Micron expects to use approximately $476 million of the net proceeds from the offering of common stock to redeem approximately $438 million in aggregate principal amount of its 7.500% Senior Secured Notes due 2023 and pay accrued and unpaid interest thereon.  Micron anticipates that it will use the remaining net proceeds from the offering for the repurchase, redemption, retirement or other repayment of its outstanding debt securities, which may include any of its senior notes, senior secured notes or senior secured Term Loan B notes, and general corporate purposes.

J.P. Morgan Securities LLC is acting as the sole underwriter for the offering.  

Micron has filed an automatically effective registration statement (including a preliminary prospectus supplement for the common stock offering that forms a part of the registration statement) with the Securities and Exchange Commission (the “SEC”) for the offering to which this communication relates.  Before you invest, you should read the preliminary prospectus supplement included in that registration statement and other documents Micron has filed with the SEC for more complete information about Micron and this offering. You may get these documents for free by visiting the SEC website at  Alternatively, the preliminary prospectus supplement may be obtained from J.P. Morgan Securities LLC, via Broadridge Financial Solutions, 1155 Long Island Avenue, Edgewood, New York 11717, or by calling (866) 803-9204.

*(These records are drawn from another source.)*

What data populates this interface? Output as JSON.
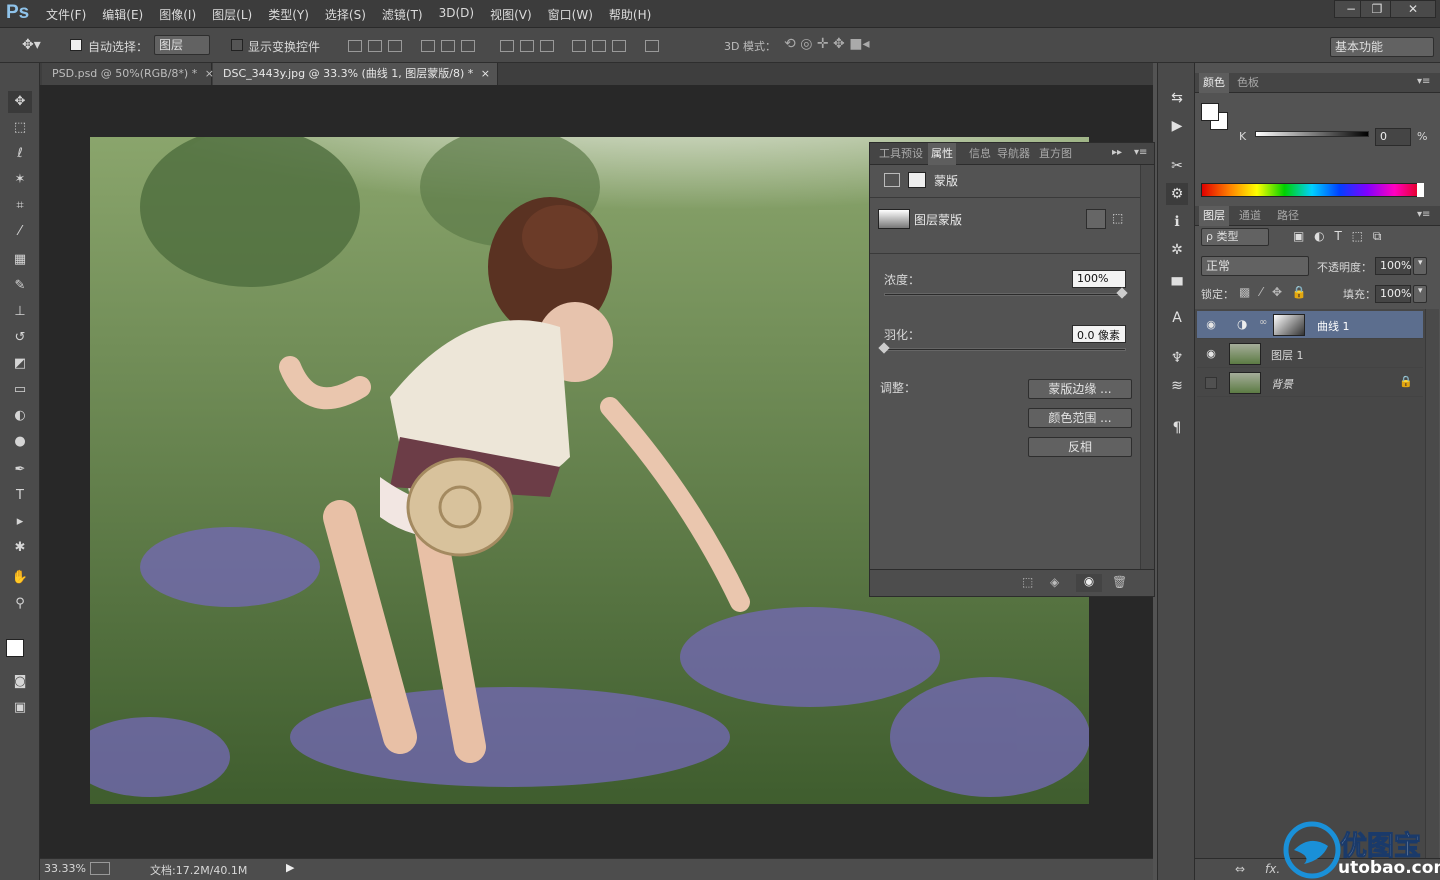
{
  "app": {
    "logo": "Ps"
  },
  "menu": [
    "文件(F)",
    "编辑(E)",
    "图像(I)",
    "图层(L)",
    "类型(Y)",
    "选择(S)",
    "滤镜(T)",
    "3D(D)",
    "视图(V)",
    "窗口(W)",
    "帮助(H)"
  ],
  "window_controls": {
    "minimize": "−",
    "restore": "❐",
    "close": "✕"
  },
  "options": {
    "auto_select_label": "自动选择：",
    "auto_select_value": "图层",
    "transform_label": "显示变换控件",
    "mode3d_label": "3D 模式：",
    "workspace": "基本功能"
  },
  "tabs": [
    {
      "label": "PSD.psd @ 50%(RGB/8*) *",
      "close": "×"
    },
    {
      "label": "DSC_3443y.jpg @ 33.3% (曲线 1, 图层蒙版/8) *",
      "close": "×"
    }
  ],
  "statusbar": {
    "zoom": "33.33%",
    "doc": "文档:17.2M/40.1M"
  },
  "props": {
    "tabs": [
      "工具预设",
      "属性",
      "信息",
      "导航器",
      "直方图"
    ],
    "header": "蒙版",
    "mask_type": "图层蒙版",
    "density_label": "浓度：",
    "density_value": "100%",
    "density_level": 1.0,
    "feather_label": "羽化：",
    "feather_value": "0.0 像素",
    "feather_level": 0.0,
    "adjust_label": "调整：",
    "buttons": [
      "蒙版边缘 ...",
      "颜色范围 ...",
      "反相"
    ]
  },
  "color_panel": {
    "tabs": [
      "颜色",
      "色板"
    ],
    "channel": "K",
    "value": "0",
    "unit": "%"
  },
  "layers_panel": {
    "tabs": [
      "图层",
      "通道",
      "路径"
    ],
    "filter": "ρ 类型",
    "blend": "正常",
    "opacity_label": "不透明度：",
    "opacity": "100%",
    "lock_label": "锁定：",
    "fill_label": "填充：",
    "fill": "100%",
    "layers": [
      {
        "name": "曲线 1",
        "visible": true,
        "selected": true
      },
      {
        "name": "图层 1",
        "visible": true,
        "selected": false
      },
      {
        "name": "背景",
        "visible": false,
        "selected": false
      }
    ],
    "footer": [
      "⇔",
      "fx."
    ]
  },
  "watermark": {
    "brand": "优图宝",
    "url": "utobao.com"
  },
  "colors": {
    "accent": "#5c6e8e",
    "panel": "#535353",
    "dark": "#3c3c3c"
  }
}
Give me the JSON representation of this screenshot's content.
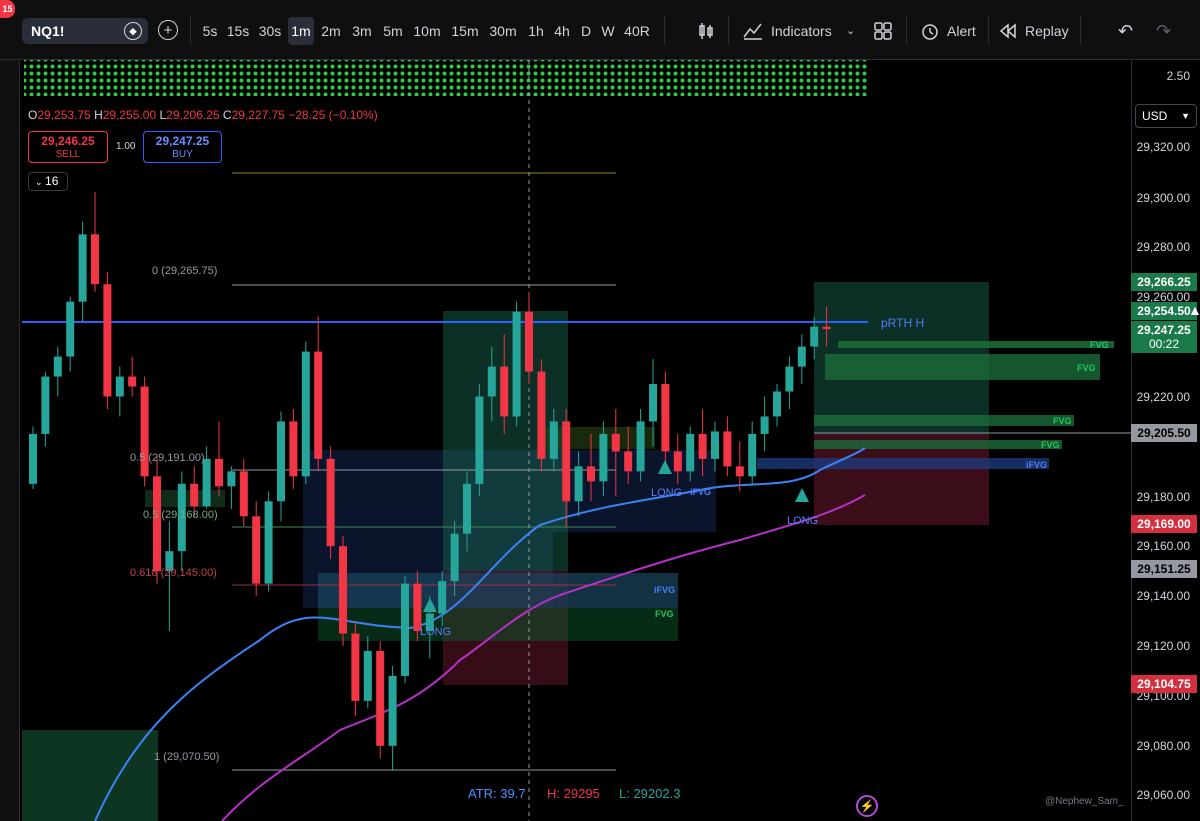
{
  "toolbar": {
    "notification_count": "15",
    "symbol": "NQ1!",
    "intervals": [
      "5s",
      "15s",
      "30s",
      "1m",
      "2m",
      "3m",
      "5m",
      "10m",
      "15m",
      "30m",
      "1h",
      "4h",
      "D",
      "W",
      "40R"
    ],
    "active_interval": "1m",
    "indicators_label": "Indicators",
    "alert_label": "Alert",
    "replay_label": "Replay"
  },
  "legend": {
    "open": "29,253.75",
    "high": "29,255.00",
    "low": "29,206.25",
    "close": "29,227.75",
    "change": "−28.25 (−0.10%)",
    "sell_price": "29,246.25",
    "sell_label": "SELL",
    "qty": "1.00",
    "buy_price": "29,247.25",
    "buy_label": "BUY",
    "indicator_count": "16"
  },
  "price_axis": {
    "currency": "USD",
    "ticks": [
      "2.50",
      "29,320.00",
      "29,300.00",
      "29,280.00",
      "29,260.00",
      "29,240.00",
      "29,220.00",
      "29,200.00",
      "29,180.00",
      "29,160.00",
      "29,140.00",
      "29,120.00",
      "29,100.00",
      "29,080.00",
      "29,060.00"
    ],
    "labels": {
      "target": "29,266.25",
      "prev_high": "29,254.50",
      "last_price": "29,247.25",
      "countdown": "00:22",
      "level_a": "29,205.50",
      "stop": "29,169.00",
      "level_b": "29,151.25",
      "stop_low": "29,104.75"
    }
  },
  "fib_levels": {
    "top": "0 (29,265.75)",
    "mid1": "0.5 (29,191.00)",
    "mid2": "0.5 (29,168.00)",
    "mid3": "0.618 (29,145.00)",
    "bottom": "1 (29,070.50)"
  },
  "annotations": {
    "prth": "pRTH H",
    "fvg": "FVG",
    "ifvg": "iFVG",
    "long": "LONG"
  },
  "stats": {
    "atr": "ATR: 39.7",
    "high": "H: 29295",
    "low": "L: 29202.3"
  },
  "watermark": "@Nephew_Sam_",
  "colors": {
    "bull": "#26a69a",
    "bear": "#f23645",
    "accent_blue": "#2962ff",
    "fvg_green": "#22c55e",
    "ema_fast": "#3b82f6",
    "ema_slow": "#b730c9"
  },
  "chart_data": {
    "type": "candlestick",
    "symbol": "NQ1!",
    "interval": "1m",
    "ylim": [
      29060,
      29325
    ],
    "candles_ohlc": [
      [
        29185,
        29208,
        29183,
        29205
      ],
      [
        29205,
        29230,
        29200,
        29228
      ],
      [
        29228,
        29240,
        29220,
        29236
      ],
      [
        29236,
        29260,
        29230,
        29258
      ],
      [
        29258,
        29290,
        29250,
        29285
      ],
      [
        29285,
        29302,
        29262,
        29265
      ],
      [
        29265,
        29270,
        29215,
        29220
      ],
      [
        29220,
        29232,
        29212,
        29228
      ],
      [
        29228,
        29236,
        29220,
        29224
      ],
      [
        29224,
        29228,
        29184,
        29188
      ],
      [
        29188,
        29196,
        29145,
        29150
      ],
      [
        29150,
        29170,
        29126,
        29158
      ],
      [
        29158,
        29190,
        29150,
        29185
      ],
      [
        29185,
        29192,
        29172,
        29176
      ],
      [
        29176,
        29200,
        29175,
        29195
      ],
      [
        29195,
        29210,
        29180,
        29184
      ],
      [
        29184,
        29192,
        29175,
        29190
      ],
      [
        29190,
        29195,
        29168,
        29172
      ],
      [
        29172,
        29178,
        29140,
        29145
      ],
      [
        29145,
        29182,
        29142,
        29178
      ],
      [
        29178,
        29214,
        29170,
        29210
      ],
      [
        29210,
        29215,
        29183,
        29188
      ],
      [
        29188,
        29242,
        29185,
        29238
      ],
      [
        29238,
        29252,
        29190,
        29195
      ],
      [
        29195,
        29200,
        29155,
        29160
      ],
      [
        29160,
        29164,
        29120,
        29125
      ],
      [
        29125,
        29130,
        29092,
        29098
      ],
      [
        29098,
        29124,
        29095,
        29118
      ],
      [
        29118,
        29122,
        29075,
        29080
      ],
      [
        29080,
        29112,
        29070,
        29108
      ],
      [
        29108,
        29148,
        29105,
        29145
      ],
      [
        29145,
        29150,
        29122,
        29126
      ],
      [
        29126,
        29140,
        29115,
        29133
      ],
      [
        29133,
        29150,
        29128,
        29146
      ],
      [
        29146,
        29170,
        29140,
        29165
      ],
      [
        29165,
        29190,
        29158,
        29185
      ],
      [
        29185,
        29225,
        29180,
        29220
      ],
      [
        29220,
        29240,
        29210,
        29232
      ],
      [
        29232,
        29245,
        29205,
        29212
      ],
      [
        29212,
        29258,
        29208,
        29254
      ],
      [
        29254,
        29262,
        29225,
        29230
      ],
      [
        29230,
        29235,
        29190,
        29195
      ],
      [
        29195,
        29215,
        29190,
        29210
      ],
      [
        29210,
        29215,
        29168,
        29178
      ],
      [
        29178,
        29198,
        29172,
        29192
      ],
      [
        29192,
        29205,
        29178,
        29186
      ],
      [
        29186,
        29210,
        29180,
        29205
      ],
      [
        29205,
        29215,
        29180,
        29198
      ],
      [
        29198,
        29208,
        29185,
        29190
      ],
      [
        29190,
        29215,
        29186,
        29210
      ],
      [
        29210,
        29235,
        29200,
        29225
      ],
      [
        29225,
        29230,
        29190,
        29198
      ],
      [
        29198,
        29205,
        29185,
        29190
      ],
      [
        29190,
        29208,
        29186,
        29205
      ],
      [
        29205,
        29215,
        29188,
        29195
      ],
      [
        29195,
        29210,
        29190,
        29206
      ],
      [
        29206,
        29212,
        29188,
        29192
      ],
      [
        29192,
        29202,
        29182,
        29188
      ],
      [
        29188,
        29210,
        29185,
        29205
      ],
      [
        29205,
        29220,
        29198,
        29212
      ],
      [
        29212,
        29225,
        29208,
        29222
      ],
      [
        29222,
        29236,
        29215,
        29232
      ],
      [
        29232,
        29245,
        29225,
        29240
      ],
      [
        29240,
        29252,
        29235,
        29248
      ],
      [
        29248,
        29256,
        29240,
        29247
      ]
    ],
    "series": [
      {
        "name": "EMA fast"
      },
      {
        "name": "EMA slow"
      }
    ]
  }
}
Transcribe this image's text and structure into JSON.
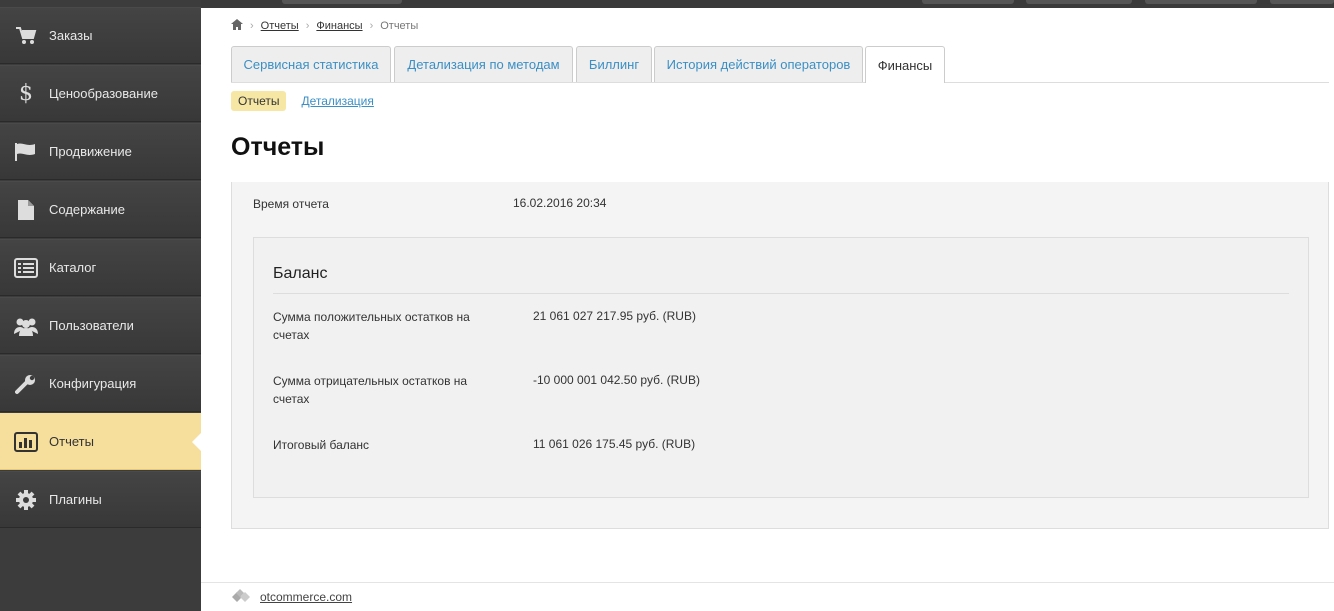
{
  "sidebar": {
    "items": [
      {
        "label": "Заказы",
        "icon": "cart-icon"
      },
      {
        "label": "Ценообразование",
        "icon": "dollar-icon"
      },
      {
        "label": "Продвижение",
        "icon": "flag-icon"
      },
      {
        "label": "Содержание",
        "icon": "document-icon"
      },
      {
        "label": "Каталог",
        "icon": "list-icon"
      },
      {
        "label": "Пользователи",
        "icon": "users-icon"
      },
      {
        "label": "Конфигурация",
        "icon": "wrench-icon"
      },
      {
        "label": "Отчеты",
        "icon": "bar-chart-icon",
        "active": true
      },
      {
        "label": "Плагины",
        "icon": "gear-icon"
      }
    ]
  },
  "breadcrumb": {
    "items": [
      "Отчеты",
      "Финансы",
      "Отчеты"
    ]
  },
  "tabs": [
    {
      "label": "Сервисная статистика"
    },
    {
      "label": "Детализация по методам"
    },
    {
      "label": "Биллинг"
    },
    {
      "label": "История действий операторов"
    },
    {
      "label": "Финансы",
      "active": true
    }
  ],
  "subnav": {
    "active": "Отчеты",
    "link": "Детализация"
  },
  "page_title": "Отчеты",
  "report": {
    "time_label": "Время отчета",
    "time_value": "16.02.2016 20:34",
    "balance": {
      "title": "Баланс",
      "rows": [
        {
          "label_line1": "Сумма положительных остатков на",
          "label_line2": "счетах",
          "value": "21 061 027 217.95 руб. (RUB)"
        },
        {
          "label_line1": "Сумма отрицательных остатков на",
          "label_line2": "счетах",
          "value": "-10 000 001 042.50 руб. (RUB)"
        },
        {
          "label_line1": "Итоговый баланс",
          "label_line2": "",
          "value": "11 061 026 175.45 руб. (RUB)"
        }
      ]
    }
  },
  "footer": {
    "link": "otcommerce.com"
  },
  "colors": {
    "sidebar_bg": "#3c3c3c",
    "active_bg": "#f6df9c",
    "link": "#3b8fc5"
  }
}
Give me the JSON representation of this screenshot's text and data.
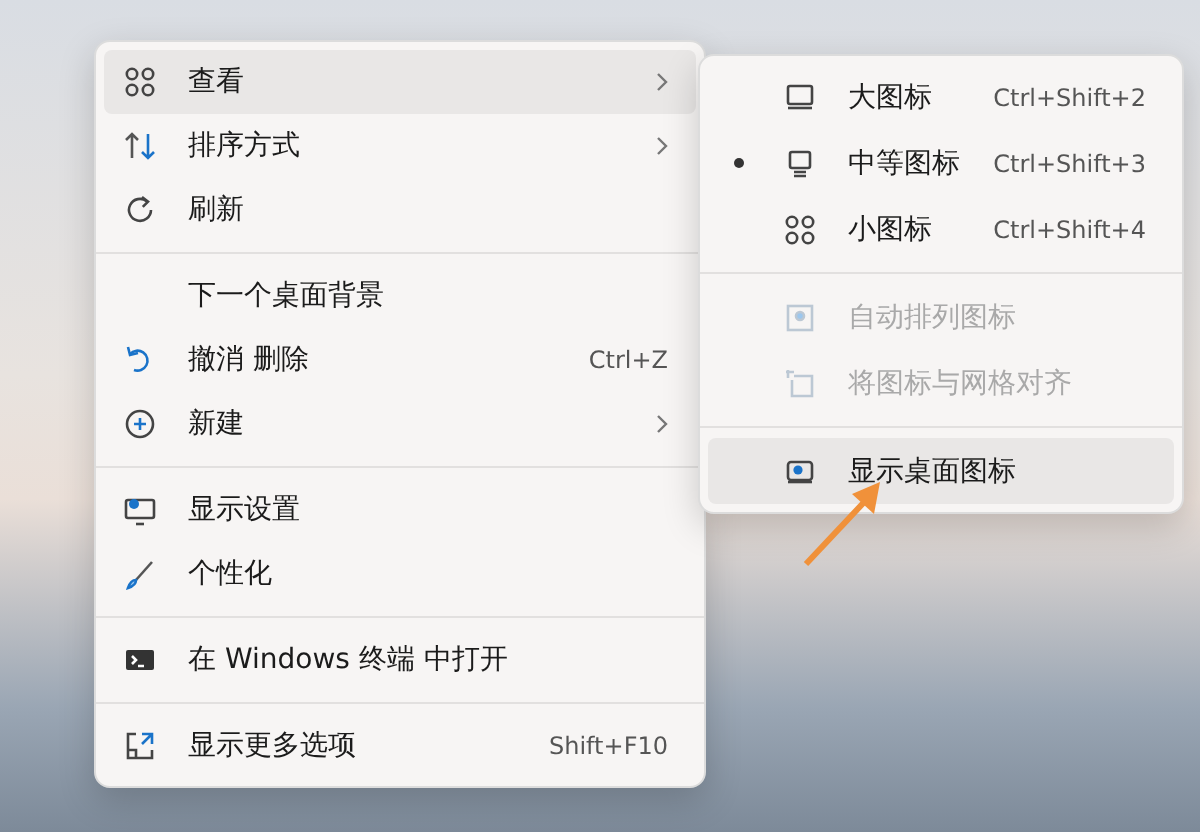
{
  "context_menu": {
    "groups": [
      [
        {
          "label": "查看",
          "submenu": true,
          "highlighted": true
        },
        {
          "label": "排序方式",
          "submenu": true,
          "highlighted": false
        },
        {
          "label": "刷新",
          "submenu": false,
          "highlighted": false
        }
      ],
      [
        {
          "label": "下一个桌面背景",
          "submenu": false,
          "highlighted": false
        },
        {
          "label": "撤消 删除",
          "shortcut": "Ctrl+Z",
          "submenu": false,
          "highlighted": false
        },
        {
          "label": "新建",
          "submenu": true,
          "highlighted": false
        }
      ],
      [
        {
          "label": "显示设置",
          "submenu": false,
          "highlighted": false
        },
        {
          "label": "个性化",
          "submenu": false,
          "highlighted": false
        }
      ],
      [
        {
          "label": "在 Windows 终端 中打开",
          "submenu": false,
          "highlighted": false
        }
      ],
      [
        {
          "label": "显示更多选项",
          "shortcut": "Shift+F10",
          "submenu": false,
          "highlighted": false
        }
      ]
    ]
  },
  "view_submenu": {
    "groups": [
      [
        {
          "label": "大图标",
          "shortcut": "Ctrl+Shift+2",
          "selected": false,
          "disabled": false,
          "highlighted": false
        },
        {
          "label": "中等图标",
          "shortcut": "Ctrl+Shift+3",
          "selected": true,
          "disabled": false,
          "highlighted": false
        },
        {
          "label": "小图标",
          "shortcut": "Ctrl+Shift+4",
          "selected": false,
          "disabled": false,
          "highlighted": false
        }
      ],
      [
        {
          "label": "自动排列图标",
          "selected": false,
          "disabled": true,
          "highlighted": false
        },
        {
          "label": "将图标与网格对齐",
          "selected": false,
          "disabled": true,
          "highlighted": false
        }
      ],
      [
        {
          "label": "显示桌面图标",
          "selected": false,
          "disabled": false,
          "highlighted": true
        }
      ]
    ]
  }
}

This announcement is neither an offer to sell nor a solicitation of an offer to buy the securities described herein, nor shall there be any sale of these securities in any jurisdiction in which such an offer, solicitation or sale would be unlawful prior to the registration or qualification under the securities laws of any such jurisdiction.  The offering of these securities will be made only by means of a prospectus supplement and the related prospectus.  The securities being offered have not been approved or disapproved by any regulatory authority, nor has any such authority passed upon the accuracy or adequacy of the registration statement, the prospectus contained therein or the prospectus supplement.

This press release contains forward-looking statements related to the proposed public offering of common stock.  Actual events or results may differ materially from those contained in the forward-looking statements.  Please refer to Micron’s registration statement on Form S-3 and the prospectus and prospectus supplement included or incorporated by reference therein, as well as the other documents Micron files, from time to time, with the SEC, specifically Micron's most recent Form 10-K and Form 10-Q.  These documents contain and identify important factors that could cause the actual results for Micron on a consolidated basis to differ materially from those contained in Micron's forward-looking statements.  Although Micron believes that the expectations reflected in the forward-looking statements are reasonable, Micron cannot guarantee future results, levels of activity, performance or achievements. Micron is under no duty to update any of the forward-looking statements after the date of this press release to conform to actual results.